OK, so, we’ve got it, the three non-cramming, Study Habit studies: 1. continuous study, 2. improving study, and 3. contemplative study.

There can be and often is overlap between these three, and to such a degree that they are even hard to distinguish. This is good thing!

Because there is also a kind of qualitative gradation from one to the other: contemplative study is deeper and more satisfying than improving study and both are qualitatively better than mere continuous study. Now that doesn’t mean that the “lower” kinds of study are not useful and necessary in themselves, but to the degree that you can elevate what starts out as one to a deeper kind, it’s something you should strive for, or at least, embrace. Because it will help on all levels. It will help on the level of mere facts, quizable fact retention, if you use those facts to improve yourself, and help on the level of improvement if you can set aside ulterior ambitions and contemplate and delight in those facts, to bring it full circle. It will even help on the level of contemplative bliss if you never would have gotten started without the initial impetus of “shit, I’ve got that certification coming up.” Hitching contemplative study to externally motivated continuous study by, say, signing up for a course or credentialing exam is a great way to make something important also seem urgent and force yourself to get started with it.

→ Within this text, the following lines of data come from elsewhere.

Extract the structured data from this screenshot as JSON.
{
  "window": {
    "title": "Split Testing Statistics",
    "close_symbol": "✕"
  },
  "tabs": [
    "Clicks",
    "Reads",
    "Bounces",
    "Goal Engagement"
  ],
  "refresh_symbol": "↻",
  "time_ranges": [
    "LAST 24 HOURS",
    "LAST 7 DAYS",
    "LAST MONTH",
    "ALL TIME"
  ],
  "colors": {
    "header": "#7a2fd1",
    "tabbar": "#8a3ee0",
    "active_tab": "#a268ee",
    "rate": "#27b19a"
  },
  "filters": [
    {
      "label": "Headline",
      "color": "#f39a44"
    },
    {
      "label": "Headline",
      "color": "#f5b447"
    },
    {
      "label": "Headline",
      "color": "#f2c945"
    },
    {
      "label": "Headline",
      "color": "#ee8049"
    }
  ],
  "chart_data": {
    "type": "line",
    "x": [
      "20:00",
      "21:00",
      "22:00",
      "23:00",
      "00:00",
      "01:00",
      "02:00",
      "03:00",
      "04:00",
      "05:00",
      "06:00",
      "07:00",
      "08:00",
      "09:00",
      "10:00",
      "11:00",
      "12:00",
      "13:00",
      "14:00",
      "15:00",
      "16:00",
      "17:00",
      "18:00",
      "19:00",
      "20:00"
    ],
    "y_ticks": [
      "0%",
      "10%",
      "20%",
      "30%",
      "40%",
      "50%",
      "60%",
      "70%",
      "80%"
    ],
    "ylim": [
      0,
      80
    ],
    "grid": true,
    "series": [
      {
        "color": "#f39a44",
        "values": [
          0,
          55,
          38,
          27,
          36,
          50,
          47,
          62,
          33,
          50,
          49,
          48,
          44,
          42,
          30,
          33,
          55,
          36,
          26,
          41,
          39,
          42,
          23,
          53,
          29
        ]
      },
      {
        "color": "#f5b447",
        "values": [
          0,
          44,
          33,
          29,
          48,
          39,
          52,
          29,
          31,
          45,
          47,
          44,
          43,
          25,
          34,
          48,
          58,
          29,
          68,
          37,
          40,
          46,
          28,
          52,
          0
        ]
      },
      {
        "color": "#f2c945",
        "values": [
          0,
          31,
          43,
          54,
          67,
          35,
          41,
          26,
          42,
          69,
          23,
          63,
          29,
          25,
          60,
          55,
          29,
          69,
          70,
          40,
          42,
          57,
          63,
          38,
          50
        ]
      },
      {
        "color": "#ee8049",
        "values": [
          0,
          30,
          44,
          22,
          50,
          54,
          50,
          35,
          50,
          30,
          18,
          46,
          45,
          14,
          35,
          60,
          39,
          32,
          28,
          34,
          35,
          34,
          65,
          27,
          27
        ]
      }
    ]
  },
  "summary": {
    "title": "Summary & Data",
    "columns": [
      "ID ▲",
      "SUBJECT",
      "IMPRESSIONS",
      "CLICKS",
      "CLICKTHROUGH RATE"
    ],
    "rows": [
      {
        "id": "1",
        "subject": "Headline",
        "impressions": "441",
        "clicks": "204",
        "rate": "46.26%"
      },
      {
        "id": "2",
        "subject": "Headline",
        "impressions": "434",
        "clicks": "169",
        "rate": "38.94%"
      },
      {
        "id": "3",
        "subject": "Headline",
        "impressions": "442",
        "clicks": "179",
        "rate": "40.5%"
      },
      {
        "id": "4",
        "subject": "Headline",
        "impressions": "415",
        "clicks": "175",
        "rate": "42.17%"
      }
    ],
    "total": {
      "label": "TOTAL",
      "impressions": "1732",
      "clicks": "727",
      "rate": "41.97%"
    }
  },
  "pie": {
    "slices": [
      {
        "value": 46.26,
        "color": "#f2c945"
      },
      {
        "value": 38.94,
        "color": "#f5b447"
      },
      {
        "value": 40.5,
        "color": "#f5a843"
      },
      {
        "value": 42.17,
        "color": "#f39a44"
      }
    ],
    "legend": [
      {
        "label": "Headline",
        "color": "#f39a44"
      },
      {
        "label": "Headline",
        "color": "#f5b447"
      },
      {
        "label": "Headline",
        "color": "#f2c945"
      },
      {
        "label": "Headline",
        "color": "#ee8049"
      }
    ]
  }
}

One thing the three studies always have in common is that they require steady, regular, habitual application. And because of that a single habit-structure or set of behaviors can help you with any or all three of them.

Because I’ve already been talking for a good long time and I have a fair amount to say about these behaviors. I’m going to save that for the next episode, which, I promise, I won’t take too long to get out. That’s all for now. Thanks for listening.